Chemnitz war auch am Wochenende nicht zur Ruhe gekommen. Eine Woche nach dem Tod eines 35-jährigen Mannes gingen erneut Tausende Demonstranten verschiedener politischer Lager auf die Straße. Dabei gab es erneut Verletzte. Der Deutsch-Kubaner war am Rande eines Stadtfestes mutmaßlich von zwei Asylsuchenden im Streit erstochen worden.
Politiker mehrerer Parteien erhoben am Montag Forderungen nach einer Beobachtung der AfD durch den Verfassungsschutz. Die Bundesregierung blieb jedoch bei ihrer skeptischen Haltung. Derzeit lägen die Voraussetzungen einer Beobachtung der Partei als Ganzes nicht vor, sagte ein Sprecher des Bundesinnenministeriums am Montag in Berlin. Regierungssprecher Steffen Seibert ergänzte, die Voraussetzungen seien gesetzlich festgeschrieben. Die Sicherheitsbehörden müssten entscheiden, "wann was getan werden muss". Bundesjustizministerin Katarina Barley (SPD) forderte allerdings eine weitgehende Beobachtung von Teilen der Partei.

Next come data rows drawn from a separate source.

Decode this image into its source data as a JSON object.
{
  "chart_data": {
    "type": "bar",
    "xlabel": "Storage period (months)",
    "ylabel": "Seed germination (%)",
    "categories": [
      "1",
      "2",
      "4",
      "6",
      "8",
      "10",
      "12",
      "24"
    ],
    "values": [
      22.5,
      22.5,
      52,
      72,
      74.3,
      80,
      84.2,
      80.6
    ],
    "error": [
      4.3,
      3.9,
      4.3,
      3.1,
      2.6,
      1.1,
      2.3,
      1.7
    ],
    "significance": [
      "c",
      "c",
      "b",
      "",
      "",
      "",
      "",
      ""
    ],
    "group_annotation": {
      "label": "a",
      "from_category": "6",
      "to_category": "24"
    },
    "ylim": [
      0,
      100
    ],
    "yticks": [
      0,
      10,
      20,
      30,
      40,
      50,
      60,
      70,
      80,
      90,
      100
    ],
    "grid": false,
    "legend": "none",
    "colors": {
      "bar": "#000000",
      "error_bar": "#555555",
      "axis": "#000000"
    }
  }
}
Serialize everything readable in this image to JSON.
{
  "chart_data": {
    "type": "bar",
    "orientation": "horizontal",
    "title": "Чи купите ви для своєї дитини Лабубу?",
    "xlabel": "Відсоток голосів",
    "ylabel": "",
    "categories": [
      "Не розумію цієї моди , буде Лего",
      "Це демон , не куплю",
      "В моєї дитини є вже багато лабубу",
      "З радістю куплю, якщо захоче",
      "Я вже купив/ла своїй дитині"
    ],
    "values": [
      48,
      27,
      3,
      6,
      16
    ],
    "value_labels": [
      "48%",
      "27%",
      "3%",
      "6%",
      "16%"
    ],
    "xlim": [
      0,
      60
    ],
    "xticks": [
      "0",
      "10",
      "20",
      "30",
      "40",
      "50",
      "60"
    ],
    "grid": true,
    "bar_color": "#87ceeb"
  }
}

Der Deutsche Journalisten-Verband (DJV) forderte, Gewalt gegen Journalisten bei Demonstrationen "strikt zu unterbinden". Der Bundesvorsitzende Frank Überall sagte mit Blick auf das Geschehen in Chemnitz, die Einsatzkräfte müssten "Gewaltexzesse gegen Berichterstatter" verhindern. Mehrere Chefredakteure verurteilten die Gewalt und kritisierten die Polizei.